Geography

Beijing's Afternoon Holds No Sound

  • Woody
  • Spicy

Beijing at three in the afternoon is quiet.

Not that there are no people. There are people in the courtyard houses—some napping, some drinking tea, some doing nothing. The courtyard walls are high, blocking outside sounds. Outside is Beijing, inside is the courtyard. These two spaces coexist, but sound does not pass between them.

The wind in the hutongs blows in crooked turns. Wind enters from the alley mouth, through the courtyard gate, past the screen wall, then finally into the rooms. When wind passes the screen wall, it carries away a bit of the wood’s scent. The screen wall is made of new wood or old wood—new has rosin, old has only time and dampness.

Old Beijing courtyard houses used old wood. Old wood has a scent—the result of lacquer and the wood beneath it breathing together for decades. The perfumer calls it “the scent of time.” But he does not call it time, he calls it “structural sweetness.”

Structural sweetness is not sweet. It is the opposite of sweet—the thing that remains in the mouth after the sweetness has ended. It is what sandalwood smells like at extremely low concentrations.

Beijing, the fragrance, uses sandalwood and musk. Sandalwood is old wood, musk is old paper.

The scent of old paper is the hardest to describe in this essay. New paper has a paper smell, a chemical smell. Old paper has only the skeleton of paper—the weight of the fibers themselves, and what has seeped into the paper: ink, damp, dust, the weight of time.

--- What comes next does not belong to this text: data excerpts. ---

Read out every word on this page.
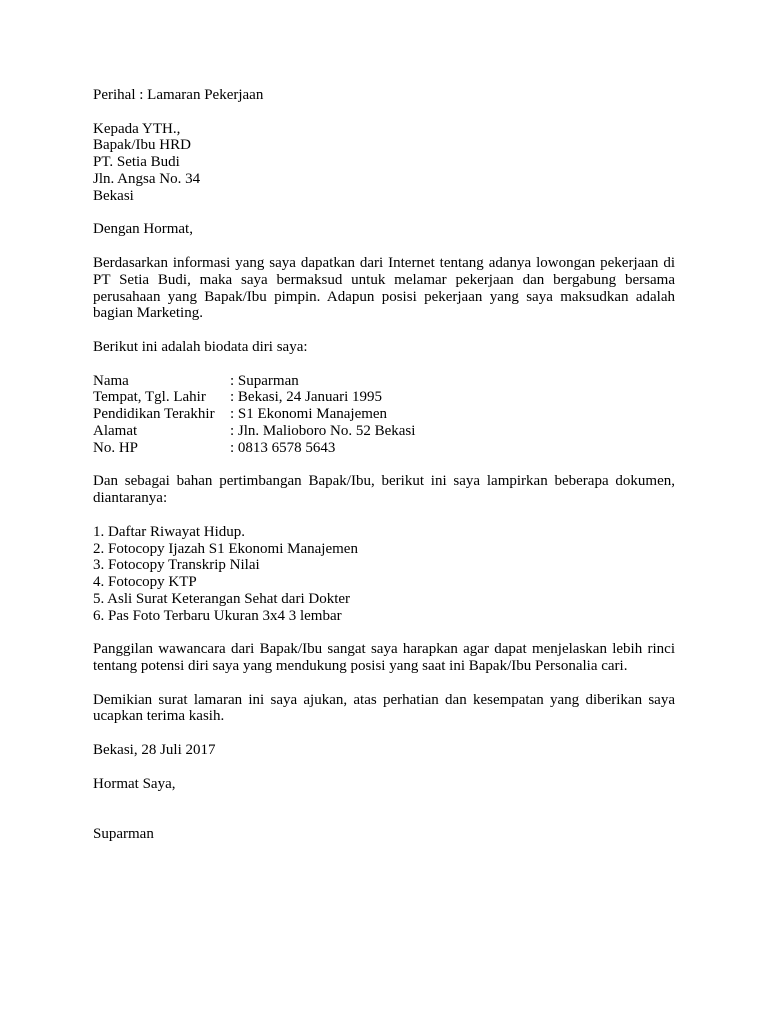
Perihal : Lamaran Pekerjaan

Kepada YTH.,

Bapak/Ibu HRD

PT. Setia Budi

Jln. Angsa No. 34

Bekasi

Dengan Hormat,

Berdasarkan informasi yang saya dapatkan dari Internet tentang adanya lowongan pekerjaan di PT Setia Budi, maka saya bermaksud untuk melamar pekerjaan dan bergabung bersama perusahaan yang Bapak/Ibu pimpin. Adapun posisi pekerjaan yang saya maksudkan adalah bagian Marketing.

Berikut ini adalah biodata diri saya:

Nama	: Suparman
Tempat, Tgl. Lahir	: Bekasi, 24 Januari 1995
Pendidikan Terakhir	: S1 Ekonomi Manajemen
Alamat	: Jln. Malioboro No. 52 Bekasi
No. HP	: 0813 6578 5643

Dan sebagai bahan pertimbangan Bapak/Ibu, berikut ini saya lampirkan beberapa dokumen, diantaranya:

1. Daftar Riwayat Hidup.

2. Fotocopy Ijazah S1 Ekonomi Manajemen

3. Fotocopy Transkrip Nilai

4. Fotocopy KTP

5. Asli Surat Keterangan Sehat dari Dokter

6. Pas Foto Terbaru Ukuran 3x4 3 lembar

Panggilan wawancara dari Bapak/Ibu sangat saya harapkan agar dapat menjelaskan lebih rinci tentang potensi diri saya yang mendukung posisi yang saat ini Bapak/Ibu Personalia cari.

Demikian surat lamaran ini saya ajukan, atas perhatian dan kesempatan yang diberikan saya ucapkan terima kasih.

Bekasi, 28 Juli 2017

Hormat Saya,

Suparman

The perfumer collected a ream of Qianlong-era rice paper at Liulichang. Not to use, to smell. Smelled it for three months. Then he analyzed that ream of paper’s scent using gas chromatography, extracting the twelve most prominent molecules.

None of these twelve molecules can be easily obtained artificially. Three are pine soot from ink—particles of smoke from burning pine trees, black but making the paper smell lighter rather than heavier. Two others are geosmin brought by dampness itself—that “after rain” scent.

These are what Beijing’s three o’clock afternoon air contains.

The elderly in the courtyard turned over. The wind turned another corner. Someone is talking at the hutong entrance, but the sound does not reach the courtyard.